New data track performance of state health systems, offer tools for setting goals and crafting policy

Which states have the highest rates of avoiding preventable deaths? How does the Midwest compare to the nation in providing equitable access to health care?
The most recent edition of a Commonwealth Fund report aims to provide policymakers with the tools to start answering these questions — and look for the best policies for maximizing health system performance.

Information about health indicators has traditionally been measured at the national level. But in “Aiming Higher,” states can learn how their individual health care systems are faring over time, says Cathy Schoen, senior vice president at The Commonwealth Fund and a co-author of the report.
This year’s report looks at 42 indicators in five categories, including changes over five years.
“The basic conclusion is that where you live matters,” Schoen says.
That’s because health care systems are structured differently, depending on state policies governing everything from medical licensing to insurance plans and networks.
Minnesota retained its position as the highest-performing health care system in the nation. Iowa, South Dakota and Wisconsin also placed in the top quartile. 
Six states in the Midwest improved or stayed the same in their overall rankings since the 2009 “Aiming Higher” report, while rankings for the five other states in the region (Indiana, Iowa, Kansas, Michigan and North Dakota) declined.
States were evaluated across five categories:
  • access/cost (such as insurance coverage and out-of-pocket costs for care);
  • prevention/treatment (rates of preventive screenings and measures of quality);
  • avoidable hospital use (indicators of hospital use that could have been avoided with effective preventive care);
  • healthy lives (such as measures of premature death and health-risk behaviors); and
  • equity (differences in performance associated with patient income, race or ethnicity).
Turning data into policy
Schoen says that from time to time, she meets a legislator who is glad to have lots of data about health care — but they’re admittedly unsure how to start using it.
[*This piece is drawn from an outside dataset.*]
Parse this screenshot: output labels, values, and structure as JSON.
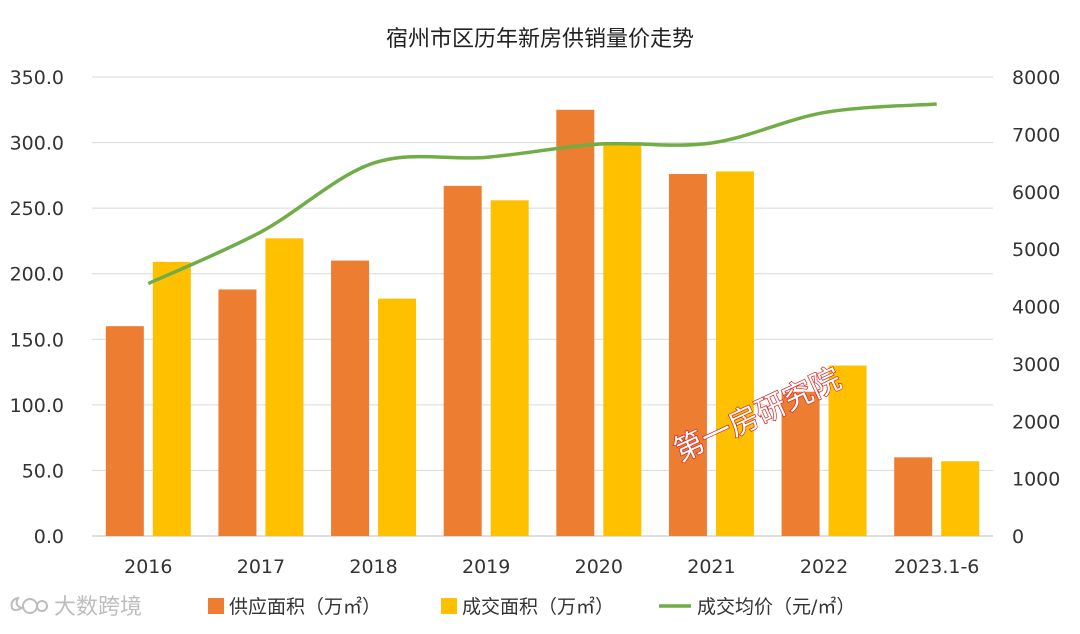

Schoen suggests to lawmakers that they choose a few states that are similar to theirs and see how their own state’s health performance matches up.
Another strategy is to pick a measure and simply think backward to what situation might have led to a particular outcome. For example, what factors impact whether adults receive a routine physical?
“Then policymakers can develop targeted policies to do better,” she says. “The data can inform action.”
Poor rates of preventive care often stem from the cost and availability of care, whether due to uninsurance, workforce shortages in health care or lack of transportation options. And that trend can have far-reaching consequences.
When patients have access to regular primary care, they can be screened for health issues and receive advice on how to take steps toward being healthier. For example, the parent of a child with asthma can learn about the effects that pets, mold and cigarette smoke can have on the disease. That one contact with a physician could have a positive impact on the whole family if, say, the parent quits smoking.
To address issues of access, states can work to increase insurance rates, most notably by expanding Medicaid under the Affordable Care Act (Illinois, Iowa, Michigan, Minnesota, North Dakota and Ohio have done so); but they can also improve access for people who already have insurance. Possible policy solutions include requiring broader insurance networks in Medicaid and state health exchanges or widening the types of care that certain non-physician health professionals can provide — thus freeing up doctors for the most complex care.
Importance of coordinated care 
One of the top predictors of good outcomes for patients is making sure that different parts of a state’s health care system work well not just alone, but together.
“The medical technology and knowledge might be the same [around the country] about what to do with a person who’s had a hip replacement, but does it all get carried out?” Schoen says. “The large variations among states are usually symptoms of poorly coordinated care.”
For example, when readmission rates are high, states can consider whether hospitals are discharging patients too early or without clear instructions, whether better use of electronic records could prevent harmful drug interactions at home, or whether providers could better communicate follow-up instructions with facilities such as nursing homes.
“Medical homes” can help act as the central location for all of this information about a patient’s care.
Minnesota has begun using medical homes in public programs such as Medicaid. Under this arrangement, the state offers certain providers an additional fee for ensuring that all of a beneficiary’s primary and specialty care is in sync. The goal is to avoid duplication, catch health issues early and prevent costly trips to the emergency room. The extra funding is designed to encourage physicians to hire more staff (such as a dietician or exercise specialist), invest in an electronic medical records system, or hold extended hours to serve working patients.
 

 

 

 

 

 

 

 

 

 

 

 

 

 

 

 

 

 

 

 

 

 

 

 

 

 

 


Kate Tormey is CSG Midwest's staff liaison to the Midwestern Legislative Conference Health & Human Services Committee.